A very young lady from India has been very unhappy and has spent most of the flight screaming at regular intervals, a series of wails that soared through the cabin. She has now, I believe, exhausted herself and slipped into sleep; she lasted six and a half hours.

While I napped, I never completely fell asleep as I could hear her in the background. It reminded me of a time when I had teeth pulled. I was asleep but was going around a wheel with a candle at the bottom and every time I went round, the candle burned me.

When I boarded, I was handed a copy of yesterday’s Daily Mail from London, a paper short on news and long on gossip.

It did report the depth of unhappiness Prime Minister Netanyahu holds about the potential Iranian nuclear deal and a great deal about Nicola Sturgeon, who heads Scotland’s SNP. She may be the power broker in the general elections in Britain in May. Seems she did a right fine job of outdebating her English rivals. She’s being hailed “Queen of Scots” today. If her party wins a predicted 40 or more seats, she could align with Labour and form a government. That wouldn’t have happened since 1924.

There was also a huge exegesis of the fashion turnaround of the last ten years by Camilla, Duchess of Cornwall and wife of Charles, Prince of Wales.

Several juicy stories about politicians in sexual peccadillos followed.

All fascinating.

And here I am, having awakened in Delhi and, if all things go as planned, will fall asleep in New York, half a world away from where I have been living the last two weeks.

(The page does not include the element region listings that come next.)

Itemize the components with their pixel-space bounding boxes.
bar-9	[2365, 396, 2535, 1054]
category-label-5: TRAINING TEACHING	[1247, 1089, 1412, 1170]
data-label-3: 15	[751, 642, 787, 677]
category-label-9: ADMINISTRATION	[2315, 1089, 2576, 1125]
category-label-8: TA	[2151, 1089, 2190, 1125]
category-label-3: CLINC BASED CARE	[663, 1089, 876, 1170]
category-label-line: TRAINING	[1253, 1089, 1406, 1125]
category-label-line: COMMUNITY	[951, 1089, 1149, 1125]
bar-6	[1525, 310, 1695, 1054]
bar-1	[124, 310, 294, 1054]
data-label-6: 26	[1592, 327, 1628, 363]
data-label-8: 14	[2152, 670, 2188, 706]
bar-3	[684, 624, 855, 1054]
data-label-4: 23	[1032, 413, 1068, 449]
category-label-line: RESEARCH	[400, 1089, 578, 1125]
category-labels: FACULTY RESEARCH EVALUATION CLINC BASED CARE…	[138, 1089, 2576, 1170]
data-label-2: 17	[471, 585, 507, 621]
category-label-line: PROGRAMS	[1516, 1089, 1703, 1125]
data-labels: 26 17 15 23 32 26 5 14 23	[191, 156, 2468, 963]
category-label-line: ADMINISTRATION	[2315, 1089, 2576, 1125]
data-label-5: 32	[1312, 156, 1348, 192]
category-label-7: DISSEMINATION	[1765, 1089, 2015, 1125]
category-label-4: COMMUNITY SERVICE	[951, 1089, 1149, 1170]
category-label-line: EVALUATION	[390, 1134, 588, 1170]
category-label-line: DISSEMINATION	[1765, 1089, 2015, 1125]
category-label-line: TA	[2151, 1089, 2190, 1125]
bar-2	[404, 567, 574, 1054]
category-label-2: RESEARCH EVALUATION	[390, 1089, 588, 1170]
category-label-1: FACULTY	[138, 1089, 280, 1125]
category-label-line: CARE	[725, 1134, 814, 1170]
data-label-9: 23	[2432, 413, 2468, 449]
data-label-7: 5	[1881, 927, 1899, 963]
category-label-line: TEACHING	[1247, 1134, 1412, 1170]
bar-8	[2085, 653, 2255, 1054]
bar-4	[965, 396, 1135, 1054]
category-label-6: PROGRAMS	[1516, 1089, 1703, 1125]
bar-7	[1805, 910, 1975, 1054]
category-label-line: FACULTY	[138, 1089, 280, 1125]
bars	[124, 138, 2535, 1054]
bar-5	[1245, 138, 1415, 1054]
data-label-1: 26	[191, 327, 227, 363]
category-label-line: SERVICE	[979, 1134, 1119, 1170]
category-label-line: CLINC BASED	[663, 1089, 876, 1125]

One of the things I was thinking about this morning as I was closing my suitcases was the light in India. Everything in India seemed bathed in a softer light than New York, as if light came through a filter, even when it was at its hottest and brightest. I remember thinking that in other trips to India; how different the light was. It may be the dust and the pollution or some other factor.

Indulging myself, I have been reading Dorothy Sayers’ Lord Peter Wimsey mysteries, great fun for long flights and travel. I have several of them on my Kindle.

Sitting here in my seat, I have a sense of traveling away from somewhere; a sense of movement, which I am sure, would have been intensified a century ago when the only way to India was by long sea voyage.

Today we are catapulted from one world to another, with just hours to adjust. I think I would like to have that time at sea to contemplate what I had seen, heard, felt and experienced.

Now I am rushing to make sense of things. It is the way of the world in which we live, a rush of things, a rush of information, a rush between places and a rush to assimilate the information we are receiving.

Yes, right now I would like to be on a deck chair on a steamer slowly making its way back to London so I could pause and gather my thoughts, feel my way internally through my experiences.